Six years later you’d be hard pushed to call them a guitar band at all really, as synths at the ready they seem to be taking a somewhat M83-esque route into more pop territory – albeit with the swoops and builds and atmospheres which have been there since day one. They certainly haven’t turned their backs completely on the post-rock sound – if great swelling Sigur Ros instrumentals are what you’re after then “September 5th” ticks all those boxes and should probably be accompanied by a film of migrating birds – but nor do they feel the need to constrain themselves to making music for people who go to Iceland for their holidays and own a number of records whose titles sound like IKEA lamps. Some tracks, for example the sunny “You & I” and particularly “Over After”, have more than a bit of 80s pop going on. Good 80s pop, that is, as in some of the less cheesy tracks tucked away on A-Ha albums, but it’s definitely there. And it works. This comes coupled with a new-found confidence in Nick Moon’s vocals which are a lot more upfront here than on previous releases, though there’s still a sort of breathy little-boy-lost feel to them which makes the prominent use of expletives on “Half Alone” rather more surprising than swearing usually is on a record these days.

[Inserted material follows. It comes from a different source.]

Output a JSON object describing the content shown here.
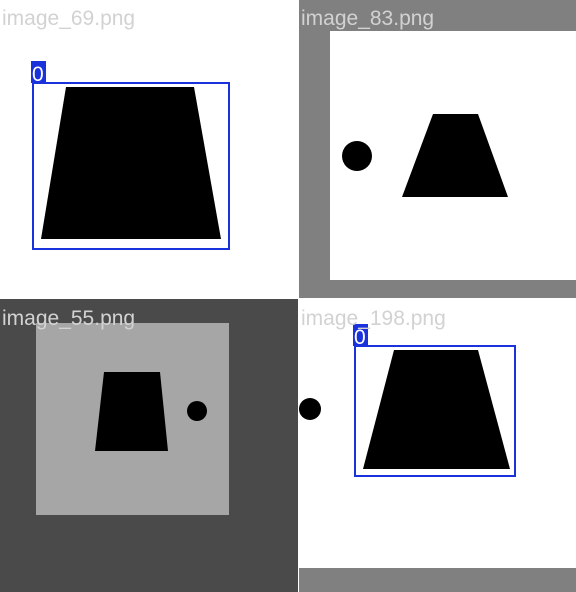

What this definitely isn’t, though, is some desperate attempt to win new fans. Quite the opposite in fact: Kyte sound like a band that are completely at home with what they do; it’s a long album (maybe too long? There isn’t any particularly under par track asking to be dropped, but in the olden days a couple of these might have been saved for the post-album EP release) and the big hitting tracks don’t come along until much later on. “Aerials” is glorious, the sort of thing that makes you want to throw open the windows and let the sunshine in and the title track is the sort of thing which will sound magnificent and massive as it soars over the slopes of slope of Mount Takenoko.
You can sit and debate all day why some bands that seem to have all the elements for success in whatever form end up playing to fifteen people on a Wednesday night while some two-bit bottom-feeding “indie” band is being touted as the next big thing, but in this case our loss has for a few years now been Asia’s gain. Time to catch up.